How does silent, contemplative prayer strengthen and refresh us, reinforcing the will? By reminding us of God’s character, beauty, and grace, and by alerting us to our weakness, infirmity, and humble position. We consider anew the grandeur of who we serve, and renew our commitment to glorify God. We also contemplate our lowly estate and need for divine help. The needy ask for help; God will supply it (Psalm 72:12). We are thereby emboldened and humbled, simultaneously, by silently attending to God.

Getting “Unstuck” in Prayer

Have you ever felt stuck when trying to pray?

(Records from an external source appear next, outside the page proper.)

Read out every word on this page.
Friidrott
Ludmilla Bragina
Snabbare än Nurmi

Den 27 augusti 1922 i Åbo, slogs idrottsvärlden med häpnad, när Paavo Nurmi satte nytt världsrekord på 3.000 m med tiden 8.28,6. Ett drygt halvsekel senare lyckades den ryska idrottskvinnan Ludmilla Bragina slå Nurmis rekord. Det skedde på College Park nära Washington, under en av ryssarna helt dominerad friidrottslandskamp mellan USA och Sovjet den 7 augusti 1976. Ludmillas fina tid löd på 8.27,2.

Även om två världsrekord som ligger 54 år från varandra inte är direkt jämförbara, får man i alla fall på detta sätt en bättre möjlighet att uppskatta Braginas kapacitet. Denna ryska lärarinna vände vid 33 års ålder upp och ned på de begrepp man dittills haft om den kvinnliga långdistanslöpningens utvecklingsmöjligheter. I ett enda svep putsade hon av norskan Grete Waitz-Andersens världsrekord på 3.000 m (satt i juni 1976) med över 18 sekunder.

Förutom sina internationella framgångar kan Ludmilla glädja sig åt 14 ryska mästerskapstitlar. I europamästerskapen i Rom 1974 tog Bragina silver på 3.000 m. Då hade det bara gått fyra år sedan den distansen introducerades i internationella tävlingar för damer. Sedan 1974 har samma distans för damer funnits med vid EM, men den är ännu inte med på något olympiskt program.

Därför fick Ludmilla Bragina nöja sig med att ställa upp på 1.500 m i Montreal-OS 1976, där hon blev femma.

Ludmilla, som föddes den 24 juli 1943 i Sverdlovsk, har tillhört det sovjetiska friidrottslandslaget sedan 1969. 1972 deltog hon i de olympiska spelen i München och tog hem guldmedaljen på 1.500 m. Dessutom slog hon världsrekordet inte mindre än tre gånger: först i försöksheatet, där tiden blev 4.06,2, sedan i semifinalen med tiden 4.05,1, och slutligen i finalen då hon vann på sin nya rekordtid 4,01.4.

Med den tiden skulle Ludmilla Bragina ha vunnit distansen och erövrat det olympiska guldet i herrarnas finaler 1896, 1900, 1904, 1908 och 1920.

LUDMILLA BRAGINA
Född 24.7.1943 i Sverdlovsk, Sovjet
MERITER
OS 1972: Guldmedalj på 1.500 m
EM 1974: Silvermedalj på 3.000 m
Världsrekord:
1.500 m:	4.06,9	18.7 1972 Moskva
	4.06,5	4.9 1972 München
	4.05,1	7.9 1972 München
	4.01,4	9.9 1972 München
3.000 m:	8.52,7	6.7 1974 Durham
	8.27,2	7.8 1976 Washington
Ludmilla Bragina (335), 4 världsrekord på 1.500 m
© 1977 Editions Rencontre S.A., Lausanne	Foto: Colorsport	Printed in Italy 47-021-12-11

Do you ever feel distracted, confused, frustrated, or at a loss when attempting to communicate with God?

Have your efforts in prayer felt like failure?

Have you ever said your prayers to God should feel and sound and be some way other than what you are experiencing?

What do you do?

In his Spiritual Letters, Abbot John Chapman writes:

Pray as you can, and do not try to pray as you can’t.

Take yourself as you find yourself, and start from that.

Remember, God sees your desire to pray. And where do you think that desire comes from?

Simple prayers, earnestly spoken, are a wonderful way to begin. And I’m encouraged to know that when I am without words, the Spirit intercedes for me (Romans 8:26-27).

Accept where you are, trust what you have, begin where you can, be grateful for what you have (the Psalms, the Lord’s Prayer, collects and good liturgy, memorized, reliable words given to you by other Christian people), notice your longing for God, and patiently wait on the Lord.